Tuesday, October 19, 2010

A Peek At My DVR's Auto-Record List

You can tell a lot about a person by the television he or she watches. Or if they watch television at all, for that matter. Anyway, for the consideration of any armchair psychologists who want to analyze me, after the jump is my list of television shows that I currently have my DVR set to record automatically.

  • News: The news shows I regularly watch are The Daily Show with Jon Stewart and The Colbert Report. Don't let them fool you when they say they are comedies, not news shows. Comedy with a point. Jon Stewart is to 21st century American politicians what Jonathan Swift was to the 18th century Whigs. Smart satire. Politicians can't resist matching wits with Stewart. Recent interviews included former presidents Jimmy Carter and Bill Clinton, former Secretary of State Condoleezza Rice, former British Prime Minister Tony Blair and the king of Jordan. Stewart's critiques of Fox News, MSNBC and CNN demonstrate why the best news on television today is on Comedy Central.

    Watch Stewart for the news (and comedy), then watch Colbert for the comedy (and sometimes news).

    I also record 60 Minutes, unbelievably still relevant after forty years, but sadly, not as influential as it once was. This week's story on Jews undermining Palestinian homes in East Jerusalem (literally) should be required watching for anyone still hopeful for a two-state solution to this age-old conflict.

    Finally, I have my DVR set to record the weekly meetings of the Richardson City Council. For that show, you are advised to keep the meeting agenda handy and keep your thumb on your remote control's fast-forward button. Maybe if the show were turned into a drinking game, it might draw an audience, but viewers would be under the table well before the three or four hour running time of the show is up each week.

  • Comedy: I have too many sitcoms in my auto-record list, but there are a couple that definitely belong there. The Big Bang Theory is still at the top of its game. Smart. Witty. What other show would have a guest appearance by astrophysicist and Nobel laureate George Smoot playing himself? The show features nerds not just as comedic foils but as sympathetic protagonists. The "dumb blonde" character is anything but dumb. Like I said, smart.

    Another must-see comedy is Modern Family. In real life, this week marked the passing of Barbara Billingsley, who played June Cleaver, the matriarch of the quintessential 1950s television family comedy, Leave it to Beaver.
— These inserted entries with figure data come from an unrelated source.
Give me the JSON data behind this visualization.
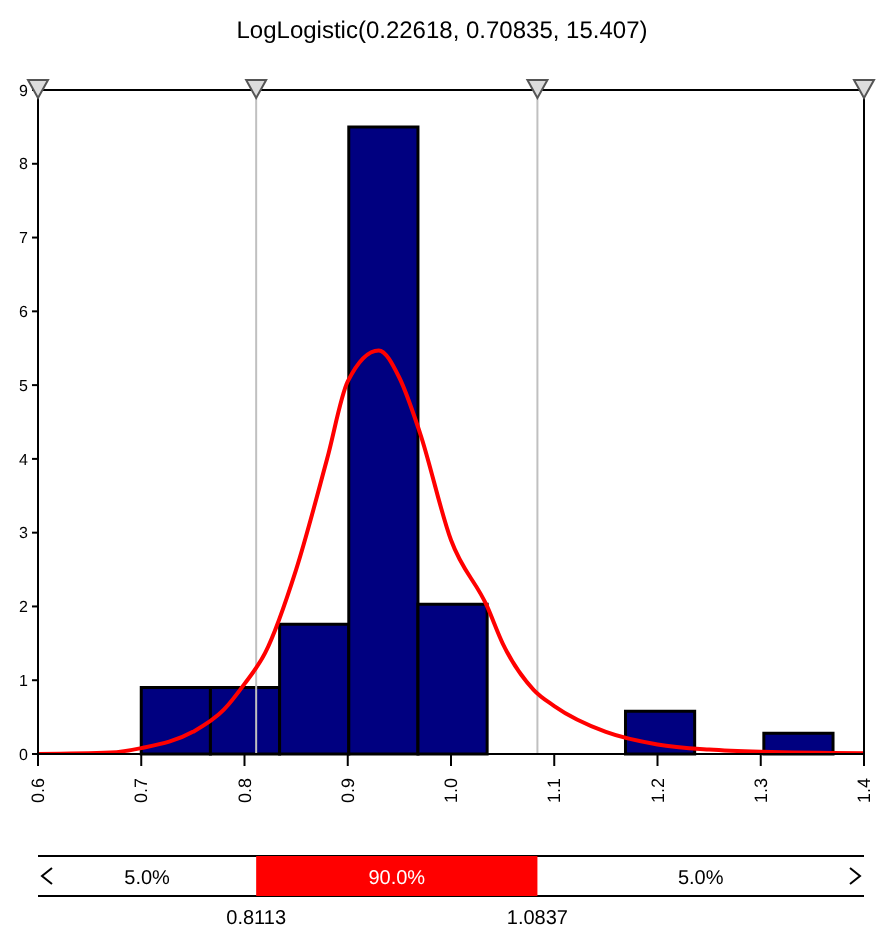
{
  "chart_data": {
    "type": "histogram",
    "title": "LogLogistic(0.22618, 0.70835, 15.407)",
    "bins": [
      0.7,
      0.767,
      0.834,
      0.901,
      0.968,
      1.035,
      1.102,
      1.169,
      1.236,
      1.303,
      1.37
    ],
    "values": [
      0.9,
      0.9,
      1.76,
      8.5,
      2.03,
      0,
      0,
      0.58,
      0,
      0.28
    ],
    "color": "#000080",
    "series": [
      {
        "type": "line",
        "color": "#ff0000",
        "x": [
          0.6,
          0.67,
          0.7,
          0.75,
          0.78,
          0.8,
          0.82,
          0.85,
          0.88,
          0.9,
          0.93,
          0.95,
          0.97,
          1.0,
          1.035,
          1.05,
          1.08,
          1.1,
          1.15,
          1.2,
          1.25,
          1.3,
          1.4
        ],
        "values": [
          0,
          0.02,
          0.08,
          0.3,
          0.6,
          0.95,
          1.37,
          2.5,
          4.0,
          5.05,
          5.47,
          5.1,
          4.35,
          2.9,
          2.0,
          1.5,
          0.87,
          0.65,
          0.3,
          0.13,
          0.06,
          0.03,
          0.01
        ]
      }
    ],
    "xlim": [
      0.6,
      1.4
    ],
    "xticks": [
      0.6,
      0.7,
      0.8,
      0.9,
      {
        "value": 1,
        "label": "1.0"
      },
      1.1,
      1.2,
      1.3,
      1.4
    ],
    "ylim": [
      0,
      9
    ],
    "yticks": [
      0,
      1,
      2,
      3,
      4,
      5,
      6,
      7,
      8,
      9
    ],
    "ref_lines": [
      {
        "axis": "x",
        "value": 0.8113,
        "color": "#c0c0c0"
      },
      {
        "axis": "x",
        "value": 1.0837,
        "color": "#c0c0c0"
      }
    ],
    "annotations": [
      "5.0%",
      "90.0%",
      "5.0%",
      "0.8113",
      "1.0837"
    ]
  }
}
With its extended family that includes a second wife from Columbia and a gay couple with an adopted daughter from Vietnam, Modern Family may just be the quintessential family comedy of the 2010s.

    The Office and 30 Rock are also on my auto-record list, but they are past their prime and are probably ready to be dropped. The Office peaked well before Pam and Jim got married. And 30 Rock will jump the shark if Liz and Jack ever get together. I'm still watching, but not laughing as much anymore.

  • Drama: I haven't watched television dramas since the 1980s (thirtysomething or LA Law, anyone?). More recently, after not watching for the first four seasons, I gave Lost a look, using Netflix to go back and start from Season 1, Episode 1. I lost interest after the first three or four episodes because I already knew from other media that the mysteries of the show had no real explanation. There's no sense paying attention to clues that you know are not going to lead anywhere.

    This season, I added Mad Men to my DVR auto-record list, in part because of the hype the show received in its first few seasons and in part because of my nostalgia for the 1960s. The show itself has proven to be mostly standard office soap opera but the show's setting is still fascinating. Not just hair styles and fashion and interior decorating, but behavior too was really different in the early '60s -- smoking and drinking on the job, blatant sexism, even littering are all taken for granted in the show.

  • Reality: This category contains my guilty pleasure -- Project Runway. Week by week, aspiring fashion designers are eliminated one by one until the final three get to send models down the runway at Fashion Week in New York City. The show has its share of human drama -- friendships, jealousies, exhilaration and disappointment -- but the competition around which the show is structured is played mostly straight. Designers are judged on their work and the viewers can agree or disagree with the professional judges. I think it's the relative honesty of the competition that's keeps me coming back.

  • Science: I record Nova whenever it's on, which is too infrequent. I love the show because it's a straight science show, not a news show that feels pressure to respect Creationism or global warming denial as serious alternatives to current scientific theory.

  • Sports: DVRs are made for sports. You can fast forward through time-outs and pitching changes and watch a game in about half the time it takes in real time. Still, there are no sports shows on my DVR. I'm relatively well-informed about sports. I know the Cowboys are 1-4 and in the midst of their most disappointing season in years, but I haven't watched any of their games. I know the Rangers are having their best season in history, but the first time I saw them on television was the last three innings of Game 3 of the ALCS. Somehow, the billion dollar stadium and the multi-million dollar mercenary athletes and the inescapable commercial hype surrounding everything almost make the sports contest behind it all look like an afterthought. I'd rather watch high school sports in person than pro sports in any form. And so I do.
All in all, I think I watch too much television. So, please don't tell me what else I just have to watch.